La Vérité suspecte, Juan Ruiz de Alarcón y Mendoza, Acte I, scène 5, 1630 - Extrait

Modifié par Delphinelivet

Cette comédie espagnole du Siècle d'Or explore avec humour les thèmes de la vérité et du mensonge. L'auteur, à travers des personnages hauts en couleur et des situations cocasses, met en scène les péripéties de Don Garcia, un jeune homme dont les mensonges compulsifs entraînent une série de quiproquos et de malentendus.



DON GARCIA.

(À Jacinta) N’avez-vous jamais soupçonné mon amour ?

JACINTA.

Comment, puisque je ne vous ai jamais vu.

DON GARCIA.

C’est donc en vain, mon Dieu, que depuis plus d’un an je suis fou de vous ?

TRISTAN.

(À part.) Un an ! et il n’est arrivé que d’hier à Madrid !

JACINTA.

Vraiment ? plus d’un an ! Je jurerais que je ne vous ai jamais vu de ma vie.

DON GARCIA.

Quand, pour mon bonheur, j’arrivai ici des Indes, la première chose que je vis ce fut votre ciel éblouissant, et quoique sur l’heure, je vous aie donné mon âme, vous l’avez ignoré parce que l’occasion m’a manqué de vous dire qui je suis.

JACINTA.

Vous êtes indien ?

DON GARCIA.

Et telles sont mes richesses, en vous voyant que j’éclipse le Potose1.

TRISTAN.

(À part.) Indien ?

JACINTA.

Et êtes-vous aussi économe que les gens de votre pays ?

DON GARCIA.

Du plus avare l’amour fait un prodigue.

JACINTA.

Si vous dites vrai, nous allons voir de belles fêtes.

DON GARCIA.

Si l’argent peut prêter crédit à l’affection, ce sera peu, pour montrer mon amour, de vous donner un monde d’or comme vous me donnez un monde de désirs.

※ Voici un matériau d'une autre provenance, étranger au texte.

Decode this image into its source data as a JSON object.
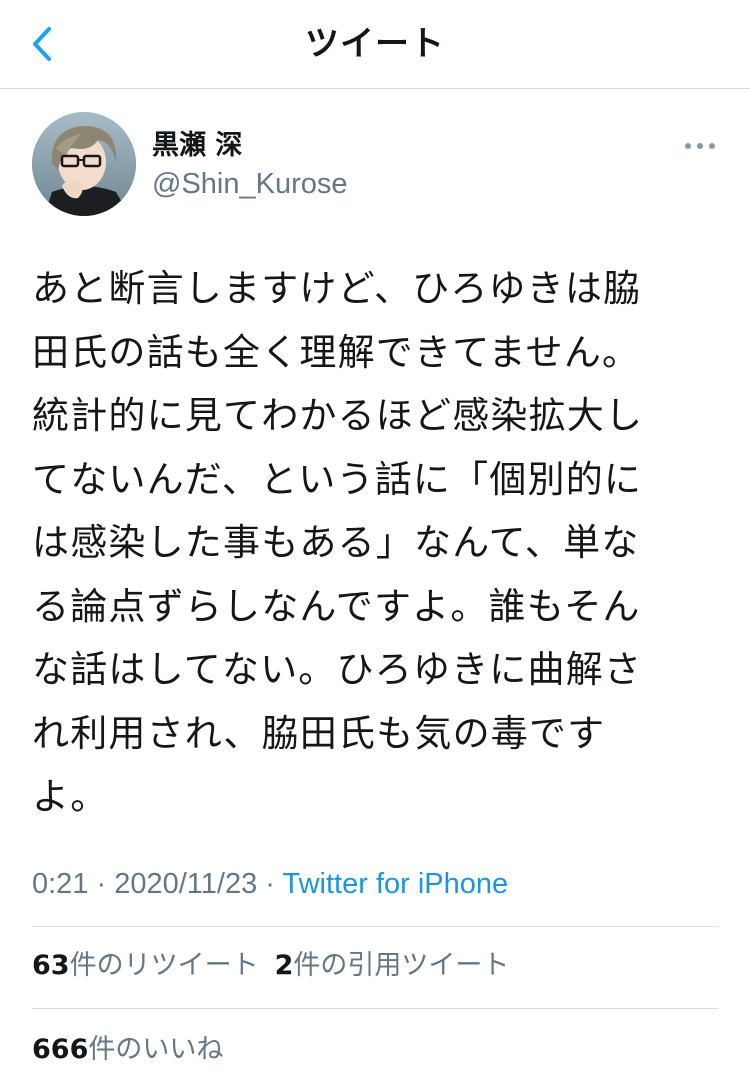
{
  "header": {
    "title": "ツイート",
    "back_icon": "chevron-left-icon",
    "accent_color": "#1da1f2"
  },
  "author": {
    "name": "黒瀬 深",
    "handle": "@Shin_Kurose",
    "more_icon": "more-horizontal-icon"
  },
  "tweet": {
    "lines": [
      "あと断言しますけど、ひろゆきは脇",
      "田氏の話も全く理解できてません。",
      "統計的に見てわかるほど感染拡大し",
      "てないんだ、という話に「個別的に",
      "は感染した事もある」なんて、単な",
      "る論点ずらしなんですよ。誰もそん",
      "な話はしてない。ひろゆきに曲解さ",
      "れ利用され、脇田氏も気の毒です",
      "よ。"
    ],
    "time": "0:21",
    "sep1": " · ",
    "date": "2020/11/23",
    "sep2": " · ",
    "source": "Twitter for iPhone",
    "source_color": "#1b95e0"
  },
  "stats": {
    "retweets_count": "63",
    "retweets_label": "件のリツイート",
    "quotes_count": "2",
    "quotes_label": "件の引用ツイート",
    "likes_count": "666",
    "likes_label": "件のいいね"
  }
}
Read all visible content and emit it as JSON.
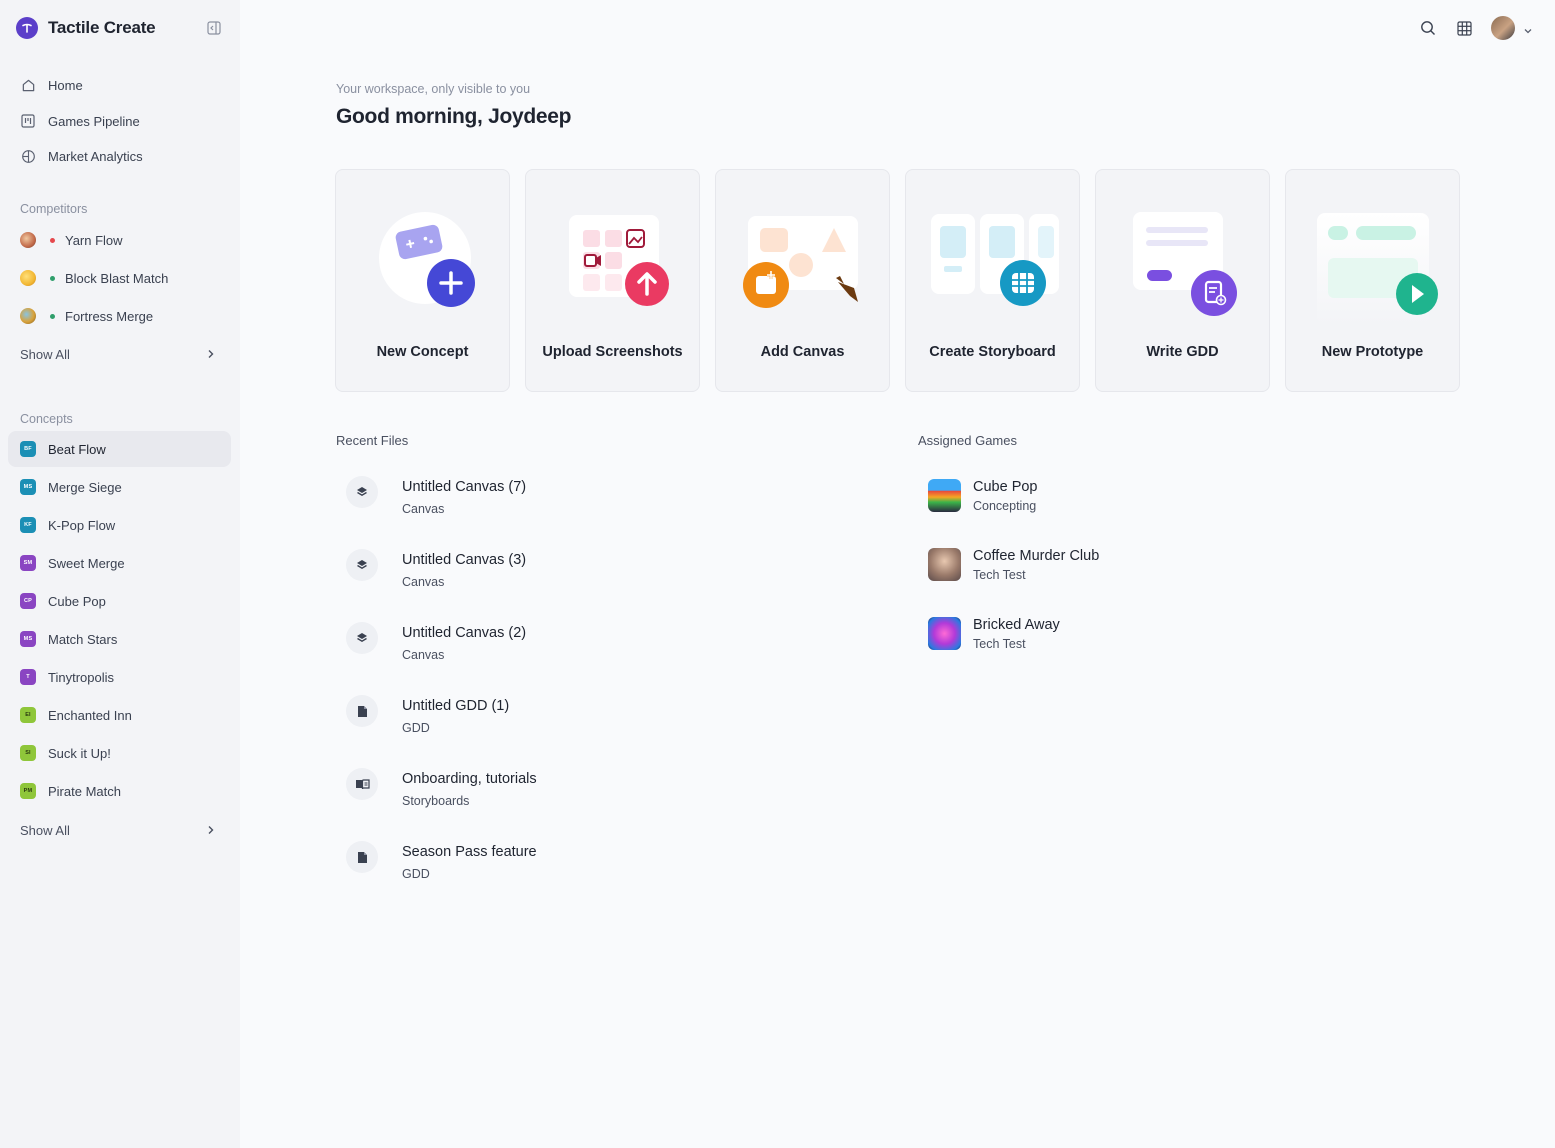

Mais puisque mon pouvoir ne peut s’égaler à votre divine beauté ni à mon ardeur infinie, permettez au moins que ce magasin vous offre une preuve de ma galanterie.

JACINTA.

(À part.) Je ne vis jamais un tel homme à Madrid. (Bas à Lucrecia.) Lucrecia, que te semble de cet Indien généreux?

LUCRECIA.

Qu’il est de ton goût, Jacinta, et qu’il le méríte.

DON GARCIA.

(S’approchant d’une boutique d’orfèvre.) Prenez dans cette montre le bijou qui vous plaira.

TRISTAN.

(Bas à son maître.) Vous vous lancez beaucoup, seigneur.

DON GARCIA.

J’ai la tête perdue, Tristan.

ISABEL.

(À part aux dames.) Don Juan vient.

JACINTA.

Je vous remercie, seigneur, de vos offres.

DON GARCIA.

Songez que vous m’offenseriez en me refusant.

JACINTA.

Vous vous trompez, cavalier, en pensant que je puisse accepter autre chose que vos prévenances.

DON GARCIA.

Qu’ai-je gagné à vous donner mon cœur ?

JACINTA.

Que je vous ai écouté.

DON GARCIA.

C’est beaucoup.

JACINTA.

Adieu.

DON GARCIA.

Adieu. Permettez-moi de vous aimer.

JACINTA.

On peut aimer sans permission.

Les femmes sortent.

Juan Ruiz de Alarcón y Mendoza, La Vérité suspecte, Acte I, scène 5, traduit de l'espagnol par Alphonse Royer, 1630


1. Potose : région du Pérou où l'on trouve des mines d'argent.